O Paquistão, por sua vez, acusou o Irão de apoiar separatistas no Baluchistão, uma província do sudoeste do Paquistão rica em petróleo e outros recursos naturais que tem sido palco de uma insurgência durante décadas. As autoridades paquistanesas também citam a prisão em 2016 de um oficial da marinha indiana no Baluchistão como prova de que a espionagem indiana apoiada pelo Irão está a apoiar a insurgência Baluch.
O ataque de terça-feira não foi a primeira vez que as forças iranianas atingiram o Paquistão, mas foi o ataque mais profundo no território paquistanês. Em 2021, o Irã recuperou dois soldados iranianos que estavam sendo mantido refém por Jaish al-Adl dentro do território paquistanês. Em 2017, a Força Aérea do Paquistão abateu um drone iraniano.
O último ataque iraniano, em meio às crescentes tensões políticas no Paquistão antes das eleições marcadas para 8 de fevereiro, foi aparentemente programado para tirar vantagem dessa turbulência, disseram analistas.
Imran Khan, o antigo primeiro-ministro que acusa os militares paquistaneses de destituirem o seu governo, está na prisão. Os seus apoiantes lançaram uma enxurrada de críticas aos militares do país, que têm lutado para conter a popularidade do antigo primeiro-ministro.

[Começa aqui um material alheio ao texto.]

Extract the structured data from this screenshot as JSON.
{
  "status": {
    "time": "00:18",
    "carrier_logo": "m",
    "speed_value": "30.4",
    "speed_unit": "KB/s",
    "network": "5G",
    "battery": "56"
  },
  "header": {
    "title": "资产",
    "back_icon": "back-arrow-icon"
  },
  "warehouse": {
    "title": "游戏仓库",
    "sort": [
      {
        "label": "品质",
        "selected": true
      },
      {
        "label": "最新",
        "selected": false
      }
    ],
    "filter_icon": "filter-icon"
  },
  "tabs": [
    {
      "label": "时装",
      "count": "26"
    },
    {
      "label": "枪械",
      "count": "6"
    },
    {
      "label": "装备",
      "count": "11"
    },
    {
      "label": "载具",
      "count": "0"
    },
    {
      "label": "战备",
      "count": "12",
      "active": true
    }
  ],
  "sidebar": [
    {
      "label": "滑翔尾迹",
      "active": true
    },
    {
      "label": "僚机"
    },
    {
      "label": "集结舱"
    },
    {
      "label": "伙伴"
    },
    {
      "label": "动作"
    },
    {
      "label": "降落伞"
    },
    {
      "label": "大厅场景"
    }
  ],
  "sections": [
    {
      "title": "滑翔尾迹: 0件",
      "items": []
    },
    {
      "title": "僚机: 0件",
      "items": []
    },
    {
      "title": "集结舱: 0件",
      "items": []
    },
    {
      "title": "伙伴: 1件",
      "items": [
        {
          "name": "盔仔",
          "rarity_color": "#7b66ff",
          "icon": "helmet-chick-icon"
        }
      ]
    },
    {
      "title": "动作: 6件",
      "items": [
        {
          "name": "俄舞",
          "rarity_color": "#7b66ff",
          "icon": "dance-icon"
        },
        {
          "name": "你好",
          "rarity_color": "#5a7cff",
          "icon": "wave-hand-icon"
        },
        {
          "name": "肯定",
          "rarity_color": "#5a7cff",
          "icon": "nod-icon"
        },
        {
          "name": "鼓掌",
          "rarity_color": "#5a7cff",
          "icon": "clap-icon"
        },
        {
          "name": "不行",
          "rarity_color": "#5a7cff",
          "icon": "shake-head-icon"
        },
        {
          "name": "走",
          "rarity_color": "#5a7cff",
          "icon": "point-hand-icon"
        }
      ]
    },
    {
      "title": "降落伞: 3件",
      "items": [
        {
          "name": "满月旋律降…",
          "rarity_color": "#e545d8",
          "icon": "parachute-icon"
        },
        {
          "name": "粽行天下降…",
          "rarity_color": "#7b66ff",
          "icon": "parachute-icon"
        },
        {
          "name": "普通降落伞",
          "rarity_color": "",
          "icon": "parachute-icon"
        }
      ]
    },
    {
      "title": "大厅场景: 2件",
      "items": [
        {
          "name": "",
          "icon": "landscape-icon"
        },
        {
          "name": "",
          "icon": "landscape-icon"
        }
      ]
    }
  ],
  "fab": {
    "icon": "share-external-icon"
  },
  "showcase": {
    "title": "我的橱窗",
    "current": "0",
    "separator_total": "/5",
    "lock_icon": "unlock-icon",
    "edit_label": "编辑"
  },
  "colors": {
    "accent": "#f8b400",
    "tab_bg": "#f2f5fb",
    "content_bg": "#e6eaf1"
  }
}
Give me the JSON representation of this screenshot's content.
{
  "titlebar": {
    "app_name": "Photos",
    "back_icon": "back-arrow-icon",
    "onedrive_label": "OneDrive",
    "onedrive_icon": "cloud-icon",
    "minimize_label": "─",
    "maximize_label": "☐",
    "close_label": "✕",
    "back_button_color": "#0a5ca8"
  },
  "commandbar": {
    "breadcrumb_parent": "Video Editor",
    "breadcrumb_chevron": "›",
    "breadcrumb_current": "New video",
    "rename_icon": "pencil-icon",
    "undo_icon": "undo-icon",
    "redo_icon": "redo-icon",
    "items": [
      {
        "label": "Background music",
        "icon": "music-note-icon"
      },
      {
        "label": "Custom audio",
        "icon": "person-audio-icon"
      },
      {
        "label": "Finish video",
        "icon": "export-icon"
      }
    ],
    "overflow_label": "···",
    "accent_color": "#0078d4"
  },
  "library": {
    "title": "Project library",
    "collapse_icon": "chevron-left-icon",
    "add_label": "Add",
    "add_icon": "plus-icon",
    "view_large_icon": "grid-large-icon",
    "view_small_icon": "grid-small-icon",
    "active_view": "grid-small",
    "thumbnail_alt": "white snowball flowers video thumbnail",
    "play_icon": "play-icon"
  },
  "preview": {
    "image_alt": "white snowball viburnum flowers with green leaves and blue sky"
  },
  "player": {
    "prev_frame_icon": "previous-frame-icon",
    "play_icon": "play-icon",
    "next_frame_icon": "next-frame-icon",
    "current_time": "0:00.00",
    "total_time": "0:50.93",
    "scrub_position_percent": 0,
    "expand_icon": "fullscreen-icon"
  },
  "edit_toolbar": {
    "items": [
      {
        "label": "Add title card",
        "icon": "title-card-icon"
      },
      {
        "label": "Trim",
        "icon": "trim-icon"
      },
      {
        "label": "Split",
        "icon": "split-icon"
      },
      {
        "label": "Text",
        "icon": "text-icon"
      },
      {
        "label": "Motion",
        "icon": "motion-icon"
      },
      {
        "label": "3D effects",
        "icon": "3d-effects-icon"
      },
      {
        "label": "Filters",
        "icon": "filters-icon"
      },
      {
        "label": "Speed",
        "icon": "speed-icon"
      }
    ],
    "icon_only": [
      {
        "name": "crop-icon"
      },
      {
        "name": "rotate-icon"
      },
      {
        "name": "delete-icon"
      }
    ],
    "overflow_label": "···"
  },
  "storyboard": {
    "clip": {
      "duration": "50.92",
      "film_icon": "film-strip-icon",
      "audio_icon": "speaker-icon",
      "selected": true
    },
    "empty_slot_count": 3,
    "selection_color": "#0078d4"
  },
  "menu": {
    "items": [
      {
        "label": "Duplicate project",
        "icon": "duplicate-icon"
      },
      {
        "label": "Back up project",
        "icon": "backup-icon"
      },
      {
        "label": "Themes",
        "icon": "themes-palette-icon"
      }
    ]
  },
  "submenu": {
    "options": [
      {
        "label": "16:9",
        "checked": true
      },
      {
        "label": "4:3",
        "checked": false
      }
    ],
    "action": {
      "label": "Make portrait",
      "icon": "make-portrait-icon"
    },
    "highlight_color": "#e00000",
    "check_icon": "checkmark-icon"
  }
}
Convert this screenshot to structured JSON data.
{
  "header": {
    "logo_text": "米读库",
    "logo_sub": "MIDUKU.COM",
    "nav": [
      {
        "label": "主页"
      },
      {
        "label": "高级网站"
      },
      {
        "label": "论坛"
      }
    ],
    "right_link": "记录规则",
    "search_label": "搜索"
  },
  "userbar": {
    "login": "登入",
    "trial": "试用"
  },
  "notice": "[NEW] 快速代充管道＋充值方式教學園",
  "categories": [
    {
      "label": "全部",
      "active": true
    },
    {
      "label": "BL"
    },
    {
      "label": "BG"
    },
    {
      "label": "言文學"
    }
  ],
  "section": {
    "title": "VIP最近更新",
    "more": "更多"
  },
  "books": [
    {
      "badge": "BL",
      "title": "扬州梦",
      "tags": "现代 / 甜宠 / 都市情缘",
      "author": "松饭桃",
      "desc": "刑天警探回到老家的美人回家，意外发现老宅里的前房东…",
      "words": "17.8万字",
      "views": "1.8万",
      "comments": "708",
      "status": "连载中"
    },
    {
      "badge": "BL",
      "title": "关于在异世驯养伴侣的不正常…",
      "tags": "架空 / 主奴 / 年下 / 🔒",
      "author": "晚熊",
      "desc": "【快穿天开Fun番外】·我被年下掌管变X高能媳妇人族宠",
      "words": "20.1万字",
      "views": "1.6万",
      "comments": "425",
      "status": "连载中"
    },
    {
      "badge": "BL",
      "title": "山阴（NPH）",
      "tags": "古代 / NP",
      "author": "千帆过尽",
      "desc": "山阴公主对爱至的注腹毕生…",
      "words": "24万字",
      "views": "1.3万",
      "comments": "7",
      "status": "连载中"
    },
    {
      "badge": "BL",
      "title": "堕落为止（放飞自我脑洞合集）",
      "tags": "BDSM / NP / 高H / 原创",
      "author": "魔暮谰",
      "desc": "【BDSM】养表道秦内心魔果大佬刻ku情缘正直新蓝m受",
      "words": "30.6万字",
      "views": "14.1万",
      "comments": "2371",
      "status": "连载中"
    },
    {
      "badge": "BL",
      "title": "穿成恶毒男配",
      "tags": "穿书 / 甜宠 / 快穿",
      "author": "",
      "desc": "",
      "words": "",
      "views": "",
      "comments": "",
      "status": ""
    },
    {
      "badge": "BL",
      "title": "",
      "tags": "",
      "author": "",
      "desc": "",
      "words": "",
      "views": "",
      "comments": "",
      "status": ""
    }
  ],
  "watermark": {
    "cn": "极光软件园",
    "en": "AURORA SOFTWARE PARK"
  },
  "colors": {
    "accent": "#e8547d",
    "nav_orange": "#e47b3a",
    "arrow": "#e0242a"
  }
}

Ahmed Quraishi, um analista baseado em Islamabad que se concentra no Médio Oriente, sublinhou esse contexto. “O momento é extremamente importante, perturbando o Paquistão no meio de uma crise política prolongada que esgotou as instituições estatais”, disse ele.
O Irão parece ver “uma fraqueza no Paquistão”, acrescentou Quraishi. “Não creio que os paquistaneses possam permitir-se deixar este incidente passar sem resposta. Mas a retaliação, sempre que acontecer, será rápida e manterá um elemento surpresa.”